Bisnis.com, JAKARTA – Pemerintah dalam hal ini Menteri Koordinator bidang Pangan Zulkifli Hasan menegaskan transisi energi merupakan program prioritas nasional untuk memastikan masyarakat tetap mewujudkan kedaulatan pangan hingga ekonomi.
Zulkifli menyoroti bahwa dampak paling terasa dari perubahan iklim adalah cuaca ekstrem, yang pada akhirnya mengancam ketahanan pangan Indonesia.
“Perubahan iklim dapat merusak ketahanan pangan kita. Anomali cuaca yang terus-menerus bisa membuat Indonesia impor beras terus” kata Zulkifli, dikutip dari Antara, Sabtu (26/7/2025).
Pria yang akrab disapa Zulhas itu memandang transisi energi dan iklim bukan sebagai beban, melainkan jalan menuju kedaulatan ekonomi, pangan, dan masa depan Indonesia yang lebih cerah.
Meskipun Indonesia siap bertransisi, ia menekankan perlunya dukungan finansial dan teknologi yang konkret dari mitra internasional.
Zulhas juga mendorong COP30 di Belém, Brasil, November 2025 dapat menjadi forum solusi nyata dan pusat kolaborasi efektif, dengan menekankan mitigasi tanpa keadilan sosial hanya akan melahirkan ketimpangan baru.
Baca Juga
Ketua Umum Partai Amanat Nasional ini menjelaskan dalam memenuhi komitmen iklim, negara-negara berkembang, termasuk Indonesia, menghadapi tantangan besar dalam pendanaan iklim yang masih jauh dari memadai.
Salah satu upaya mengatasi krisis iklim, pemerintah mendorong penyelenggaraan nilai ekonomi karbon, khususnya melalui pasar karbon sukarela. Diharapkan hal ini dapat mendukung pendanaan aksi iklim dari solusi berbasis alam (nature-based solution).
Zulhas mengklaim Indonesia memiliki potensi nature-based solution mencapai 1,5 gigaton CO2 ekuivalen per tahun atau US$7,1 miliar. Namun, saat ini baru kurang dari 3% dari potensi tersebut yang diperdagangkan di pasar karbon sukarela.

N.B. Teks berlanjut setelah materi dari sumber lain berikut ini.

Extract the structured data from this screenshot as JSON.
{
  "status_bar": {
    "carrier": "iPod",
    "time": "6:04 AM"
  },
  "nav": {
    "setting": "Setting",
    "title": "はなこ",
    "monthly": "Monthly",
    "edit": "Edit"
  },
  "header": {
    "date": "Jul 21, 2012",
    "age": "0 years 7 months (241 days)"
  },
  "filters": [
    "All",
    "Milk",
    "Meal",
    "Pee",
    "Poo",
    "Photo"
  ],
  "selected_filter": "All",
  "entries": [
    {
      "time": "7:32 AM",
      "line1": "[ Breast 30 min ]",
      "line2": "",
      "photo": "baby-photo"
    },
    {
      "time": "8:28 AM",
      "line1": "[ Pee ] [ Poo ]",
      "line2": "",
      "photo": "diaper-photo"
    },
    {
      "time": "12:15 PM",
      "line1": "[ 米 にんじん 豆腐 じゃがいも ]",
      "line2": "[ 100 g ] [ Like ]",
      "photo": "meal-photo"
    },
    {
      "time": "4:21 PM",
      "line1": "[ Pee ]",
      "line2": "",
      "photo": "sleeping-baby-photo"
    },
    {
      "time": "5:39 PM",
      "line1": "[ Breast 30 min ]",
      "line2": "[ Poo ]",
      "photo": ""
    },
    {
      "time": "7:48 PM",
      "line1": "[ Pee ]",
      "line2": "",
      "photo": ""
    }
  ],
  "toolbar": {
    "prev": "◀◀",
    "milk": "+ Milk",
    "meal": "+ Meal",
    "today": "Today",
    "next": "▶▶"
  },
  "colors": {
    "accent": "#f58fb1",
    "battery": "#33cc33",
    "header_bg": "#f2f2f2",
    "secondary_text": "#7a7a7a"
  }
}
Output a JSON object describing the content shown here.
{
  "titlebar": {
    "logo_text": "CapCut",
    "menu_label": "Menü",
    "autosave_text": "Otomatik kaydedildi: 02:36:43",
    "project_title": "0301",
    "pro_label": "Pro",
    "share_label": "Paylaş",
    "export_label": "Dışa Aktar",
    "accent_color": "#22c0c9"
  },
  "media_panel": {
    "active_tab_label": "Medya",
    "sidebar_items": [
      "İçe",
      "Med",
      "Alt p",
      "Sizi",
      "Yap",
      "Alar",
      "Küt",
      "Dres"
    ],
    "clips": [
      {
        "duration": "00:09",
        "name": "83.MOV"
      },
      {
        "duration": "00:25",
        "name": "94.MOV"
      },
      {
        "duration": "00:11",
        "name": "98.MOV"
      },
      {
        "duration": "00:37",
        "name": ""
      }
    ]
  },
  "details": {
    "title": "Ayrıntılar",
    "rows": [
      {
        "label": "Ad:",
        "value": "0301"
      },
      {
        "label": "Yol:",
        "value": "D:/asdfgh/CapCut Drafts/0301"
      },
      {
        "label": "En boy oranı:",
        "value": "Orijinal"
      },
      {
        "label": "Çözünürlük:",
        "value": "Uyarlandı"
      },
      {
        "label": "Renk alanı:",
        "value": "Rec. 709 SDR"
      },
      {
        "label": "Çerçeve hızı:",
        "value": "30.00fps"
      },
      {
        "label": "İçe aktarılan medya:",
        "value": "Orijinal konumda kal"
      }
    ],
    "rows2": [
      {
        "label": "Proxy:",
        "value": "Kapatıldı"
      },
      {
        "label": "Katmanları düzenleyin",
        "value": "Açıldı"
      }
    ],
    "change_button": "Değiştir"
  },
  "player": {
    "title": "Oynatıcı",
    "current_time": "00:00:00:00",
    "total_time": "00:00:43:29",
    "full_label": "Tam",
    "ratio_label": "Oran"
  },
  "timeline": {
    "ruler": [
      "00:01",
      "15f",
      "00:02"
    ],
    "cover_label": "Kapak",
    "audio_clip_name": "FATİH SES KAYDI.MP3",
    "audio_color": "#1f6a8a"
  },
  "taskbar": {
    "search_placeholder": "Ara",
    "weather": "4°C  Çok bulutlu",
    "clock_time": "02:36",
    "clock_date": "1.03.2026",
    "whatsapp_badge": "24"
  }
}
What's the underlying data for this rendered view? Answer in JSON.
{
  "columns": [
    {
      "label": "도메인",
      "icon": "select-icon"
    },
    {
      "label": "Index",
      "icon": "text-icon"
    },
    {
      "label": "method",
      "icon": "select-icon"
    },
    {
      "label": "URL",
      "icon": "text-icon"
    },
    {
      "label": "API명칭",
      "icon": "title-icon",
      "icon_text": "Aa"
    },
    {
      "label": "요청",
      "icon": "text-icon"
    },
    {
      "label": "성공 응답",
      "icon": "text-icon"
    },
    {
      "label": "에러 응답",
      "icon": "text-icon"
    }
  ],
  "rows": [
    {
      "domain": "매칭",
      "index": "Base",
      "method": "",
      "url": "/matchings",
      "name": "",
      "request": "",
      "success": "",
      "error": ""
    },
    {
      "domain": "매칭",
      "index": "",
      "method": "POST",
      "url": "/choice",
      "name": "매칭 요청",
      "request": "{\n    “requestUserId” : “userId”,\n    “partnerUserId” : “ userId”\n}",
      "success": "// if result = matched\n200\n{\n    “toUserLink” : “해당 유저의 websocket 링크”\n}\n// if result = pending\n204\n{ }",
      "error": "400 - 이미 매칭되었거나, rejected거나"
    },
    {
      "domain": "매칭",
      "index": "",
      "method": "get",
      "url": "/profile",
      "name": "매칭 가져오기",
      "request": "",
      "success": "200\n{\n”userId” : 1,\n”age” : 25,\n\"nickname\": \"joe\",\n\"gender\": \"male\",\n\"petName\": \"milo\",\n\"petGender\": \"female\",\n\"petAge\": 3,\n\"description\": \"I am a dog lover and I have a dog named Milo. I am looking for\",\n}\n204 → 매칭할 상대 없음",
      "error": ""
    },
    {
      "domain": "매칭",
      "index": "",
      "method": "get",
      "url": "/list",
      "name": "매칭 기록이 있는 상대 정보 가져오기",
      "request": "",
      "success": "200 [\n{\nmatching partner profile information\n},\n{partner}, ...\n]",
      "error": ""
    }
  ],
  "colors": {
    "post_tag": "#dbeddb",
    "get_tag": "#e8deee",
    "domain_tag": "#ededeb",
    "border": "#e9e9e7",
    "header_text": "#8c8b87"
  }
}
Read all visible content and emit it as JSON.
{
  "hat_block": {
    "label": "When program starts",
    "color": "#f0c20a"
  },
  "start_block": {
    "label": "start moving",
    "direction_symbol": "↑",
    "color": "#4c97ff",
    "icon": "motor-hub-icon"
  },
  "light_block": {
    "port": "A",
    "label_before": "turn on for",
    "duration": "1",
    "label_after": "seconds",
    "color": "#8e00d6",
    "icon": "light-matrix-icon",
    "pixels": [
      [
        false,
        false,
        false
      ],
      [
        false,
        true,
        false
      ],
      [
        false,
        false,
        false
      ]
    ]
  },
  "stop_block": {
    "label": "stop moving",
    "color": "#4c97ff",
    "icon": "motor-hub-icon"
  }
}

Selain bicara pendanaan, pemerintah juga mengklaim memiliki capaian konkret dalam komitmen iklim Indonesia. Laju deforestasi berhasil tertahan di level terendah dalam dua dekade terakhir. Selain itu, luas lahan mangrove yang direstorasi telah mencapai 600 ribu hektare dari target 3,3 juta hektare.
Pembangkit listrik berbasis energi terbarukan seperti pembangkit listrik tenaga surya (PLTS), pembangkit listrik tenaga bayu (PLTB), dan bioenergi juga mulai menggantikan pembangkit fosil di beberapa wilayah, khususnya di Indonesia Timur.
“Indonesia bahkan berhasil melakukan pengurangan emisi sebesar 36,7% atau 608 metrik ton CO2 ekuivalen dibandingkan dengan business as usual. Capaian ini patut diapresiasi karena menunjukkan komitmen Indonesia dalam memenuhi target pengurangan emisi sembari tetap memperhatikan pertumbuhan ekonomi,” katanya.